Other great Van Goghs in the collection include: Country Road in Provence by Night (1890), Flowers in a Blue Vase (1887), Terrace of a Cafe at Night (1888), Cypresses with Two Figures (1889). Each of these paintings are restorative in mood and were produced at vital periods in Van Gogh’ s life. Cypresses, flowers, and cafes have positive connotations and remain among his most popular works. Many of these are powerfully restorative works filled with hope and gentle persuasion. For Van Gogh they were a response to the healing properties of nature and its ability to reach all of the human senses. One can walk, smell, see, hear, imagine and taste the sensory output of nature and nothing is as restorative as the entrainment power of field, forest, sky and ocean.
Cypresses with Two Figures, is perhaps the most tender of all. It features two women in elegant dresses strolling in a field of flowers with majestic cypress trees rising protectively over them. This poetic, eulogy must have appealed to Helene for multiple reasons. It embodied a poetic feminine motif wedded to supremely fine craftsmanship. Van Gogh labored over this work to make it as complete a painting as possible. Using a word that was especially meaningful for Van Gogh the work evokes ‘solace’. A term Vincent repeatedly used for something he sought namely peace of mind. The feminine presence is a reminder of his oft repeated desire for a wife and family.

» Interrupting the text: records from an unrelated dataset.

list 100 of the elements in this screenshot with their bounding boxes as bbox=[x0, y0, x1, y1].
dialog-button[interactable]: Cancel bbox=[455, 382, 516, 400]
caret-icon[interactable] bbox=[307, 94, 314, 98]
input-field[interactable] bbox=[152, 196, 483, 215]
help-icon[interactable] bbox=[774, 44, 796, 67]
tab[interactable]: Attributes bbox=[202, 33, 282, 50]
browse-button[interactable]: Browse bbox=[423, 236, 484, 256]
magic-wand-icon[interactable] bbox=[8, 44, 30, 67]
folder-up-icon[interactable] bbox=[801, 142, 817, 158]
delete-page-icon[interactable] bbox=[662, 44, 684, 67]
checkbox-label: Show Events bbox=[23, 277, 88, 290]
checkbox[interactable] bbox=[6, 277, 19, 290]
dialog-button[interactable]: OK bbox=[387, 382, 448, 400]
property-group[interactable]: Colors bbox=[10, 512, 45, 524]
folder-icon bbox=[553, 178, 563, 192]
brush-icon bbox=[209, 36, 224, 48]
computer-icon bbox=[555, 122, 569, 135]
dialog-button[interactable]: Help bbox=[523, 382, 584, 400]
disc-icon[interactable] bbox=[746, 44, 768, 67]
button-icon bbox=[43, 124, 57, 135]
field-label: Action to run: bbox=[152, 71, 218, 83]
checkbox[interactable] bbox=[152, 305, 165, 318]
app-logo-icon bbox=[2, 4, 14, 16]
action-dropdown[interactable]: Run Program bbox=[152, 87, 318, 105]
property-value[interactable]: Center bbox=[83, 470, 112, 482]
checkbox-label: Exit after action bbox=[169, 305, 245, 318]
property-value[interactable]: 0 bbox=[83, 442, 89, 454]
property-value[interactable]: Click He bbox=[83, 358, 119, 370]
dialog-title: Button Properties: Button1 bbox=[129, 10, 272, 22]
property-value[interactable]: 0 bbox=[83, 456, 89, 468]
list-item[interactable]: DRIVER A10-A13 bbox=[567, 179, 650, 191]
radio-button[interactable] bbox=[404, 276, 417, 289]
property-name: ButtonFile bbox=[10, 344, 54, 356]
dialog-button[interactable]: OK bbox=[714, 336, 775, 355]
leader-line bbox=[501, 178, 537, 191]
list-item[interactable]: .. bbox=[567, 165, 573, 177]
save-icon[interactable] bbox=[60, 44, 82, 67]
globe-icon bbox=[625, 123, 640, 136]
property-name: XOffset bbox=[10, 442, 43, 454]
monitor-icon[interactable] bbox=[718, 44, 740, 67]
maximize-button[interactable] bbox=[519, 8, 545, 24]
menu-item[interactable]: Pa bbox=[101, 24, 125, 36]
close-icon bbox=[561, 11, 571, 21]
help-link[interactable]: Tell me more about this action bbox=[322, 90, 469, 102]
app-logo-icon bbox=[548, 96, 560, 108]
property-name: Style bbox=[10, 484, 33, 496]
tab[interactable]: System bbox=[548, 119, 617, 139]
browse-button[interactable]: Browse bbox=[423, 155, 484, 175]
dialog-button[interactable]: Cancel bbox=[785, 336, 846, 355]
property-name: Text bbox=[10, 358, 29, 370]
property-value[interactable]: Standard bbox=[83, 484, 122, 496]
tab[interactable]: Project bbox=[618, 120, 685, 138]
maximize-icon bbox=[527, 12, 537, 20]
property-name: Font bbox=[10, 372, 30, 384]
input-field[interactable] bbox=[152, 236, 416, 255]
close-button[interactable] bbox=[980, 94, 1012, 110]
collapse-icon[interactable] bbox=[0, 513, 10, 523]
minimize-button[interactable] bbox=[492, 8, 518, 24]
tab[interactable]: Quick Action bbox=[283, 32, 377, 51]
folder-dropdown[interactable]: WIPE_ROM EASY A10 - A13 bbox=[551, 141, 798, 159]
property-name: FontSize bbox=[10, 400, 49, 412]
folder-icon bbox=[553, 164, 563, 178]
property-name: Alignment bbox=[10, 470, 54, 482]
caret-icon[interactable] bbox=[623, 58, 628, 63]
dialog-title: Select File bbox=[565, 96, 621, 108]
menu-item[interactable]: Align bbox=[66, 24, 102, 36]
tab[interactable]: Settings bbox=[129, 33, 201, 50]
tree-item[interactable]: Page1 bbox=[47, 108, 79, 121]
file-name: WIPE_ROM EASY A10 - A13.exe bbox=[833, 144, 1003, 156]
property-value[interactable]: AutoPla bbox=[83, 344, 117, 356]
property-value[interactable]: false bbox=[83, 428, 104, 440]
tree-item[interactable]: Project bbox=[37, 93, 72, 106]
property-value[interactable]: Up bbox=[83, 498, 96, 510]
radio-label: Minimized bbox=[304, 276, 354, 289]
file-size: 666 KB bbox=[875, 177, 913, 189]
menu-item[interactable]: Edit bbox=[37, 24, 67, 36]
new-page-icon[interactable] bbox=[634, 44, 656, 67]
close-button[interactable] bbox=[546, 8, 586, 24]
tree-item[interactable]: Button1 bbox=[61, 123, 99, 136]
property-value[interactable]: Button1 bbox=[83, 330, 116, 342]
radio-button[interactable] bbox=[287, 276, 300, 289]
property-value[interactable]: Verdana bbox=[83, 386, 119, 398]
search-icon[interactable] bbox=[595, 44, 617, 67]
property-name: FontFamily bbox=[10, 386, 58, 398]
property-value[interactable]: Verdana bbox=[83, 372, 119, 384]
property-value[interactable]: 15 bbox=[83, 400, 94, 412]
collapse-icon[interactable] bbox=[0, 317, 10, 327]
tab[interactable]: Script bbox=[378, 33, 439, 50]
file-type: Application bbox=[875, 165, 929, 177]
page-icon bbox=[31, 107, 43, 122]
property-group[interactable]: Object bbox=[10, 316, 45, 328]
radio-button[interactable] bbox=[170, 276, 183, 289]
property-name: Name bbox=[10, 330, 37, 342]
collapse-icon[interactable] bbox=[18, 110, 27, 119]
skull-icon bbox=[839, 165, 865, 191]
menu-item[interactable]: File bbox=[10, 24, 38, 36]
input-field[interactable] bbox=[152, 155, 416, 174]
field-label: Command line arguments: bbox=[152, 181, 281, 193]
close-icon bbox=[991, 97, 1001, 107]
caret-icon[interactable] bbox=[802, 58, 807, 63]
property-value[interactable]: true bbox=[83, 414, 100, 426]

As Helene shared in her private letters she also was in great need of solace and peace of mind. At the time of her hospitalization for what was described as ‘neuroses’ Anton was also plagued by great financial loss. Additionally problems with their children were occurring. Having comforting works of art to immerse herself which had been made by a fellow sufferer were restorative aids to her peace of mind. Something she hoped that visitors to her museum would one day also experience. The surrounding solace of the HogeVeluwe “fallow lands,” National Park near the rural village of Otterlo provided an ideal location for the “entrained” impact of art and nature to soothe, assuage and provide solace from the tensions of city life.